Çocuklara ve kadınlara yönelik her türlü cinsel suçla mücadele etmek için suçlu
kim olursa olsun hesap vermelidir ve cezasını çekmelidir. Tarikatlar dahil
bütün yapılar, suçluyu değil, mağduru korumalı ve yanında yer almalıdırlar.
İslam;
insanlardan akıllarını kullanmalarını, bilgi sahibi olmalarını ve karanlık ve
kirli tuzaklara düşmemeleri için öğrenmelerini istemektedir. İslam; insanlardan
Allah’a kul olmalarını, kula kul olmamalarını emretmektedir. Allah, kendisine
kul olma dışında başkalarına kul olmayı kesin olarak yasaklamış, insanın iradesini
başkalarına teslim etmesini şirk olarak kabul etmiştir. İslam’da kulluk, sadece
Allah’adır. Allah, insanların iradelerini şeyh, mehdi, kutup, üstat, seyda, hocaefendi
gibi değişik unvanlarla anılan kişilere teslim etmelerini yasaklamıştır.
İslam’da hiçbir dini sınıf ve kurum olmadığı gibi, Allah ve insan arasında da
hiçbir aracı bulunmamaktadır. İnsanlar, direkt olarak akıllarını kullanarak,
ahlak ve adalete uygun bir hayat yaşayarak Allah’ın huzurunda kulluk
vazifelerini yerine getirebilirler.
İslam,
insanlığa mürit olmayı yasaklamış ve hiç kimseyi de şeyh ve kutup olarak
atamamıştır. Şeyh, kutup ve hoca ünvanlı kişilerin ahlak, akıl ve adalet dışı
çarpık davranışları, rezillikleri ve suçları, bütün bu iğrençliklerin
faturasının İslam’a çıkmasına neden olmaktadır.

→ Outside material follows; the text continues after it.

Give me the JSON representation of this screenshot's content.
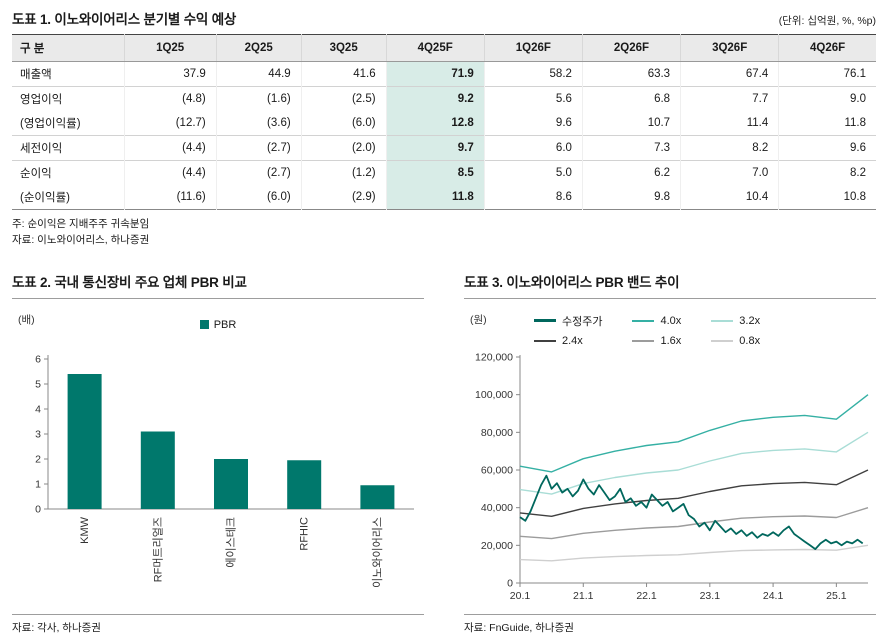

Bursa’daki badeleme
rezillikleri ve en son ortaya çıkan sapkın suç, kişilerin insani, ahlaki, dini
ve manevi değerleri değersiz, gereksiz ve işlevsiz görmesine yol açmaktadır.
Gençler dahil toplumsal kesimlerin, dine ve maneviyata yabancılaşmasının ve
uzaklaşmasının nedeni, dinin içeriğinin ahlaktan ve akıldan arındırılmasıdır.
Ahlaklı, adil ve akıllı Müslüman insanlar olarak Allah’a kulluk görevini yerine
getirmemiz için insanlığa karşı işlenen her türlü, taciz, tecavüz, sapkınlık ve
iğrençlikle yüzleşmeli, hesaplaşmalı ve arınmalıyız. Son skandal gibi
iğrençlikler karşısında ilke şu olmalıdır: Hiçbir şey karanlıkta kalmamalı,
hiçbir iğrençlik karşılıksız kalmamalıdır!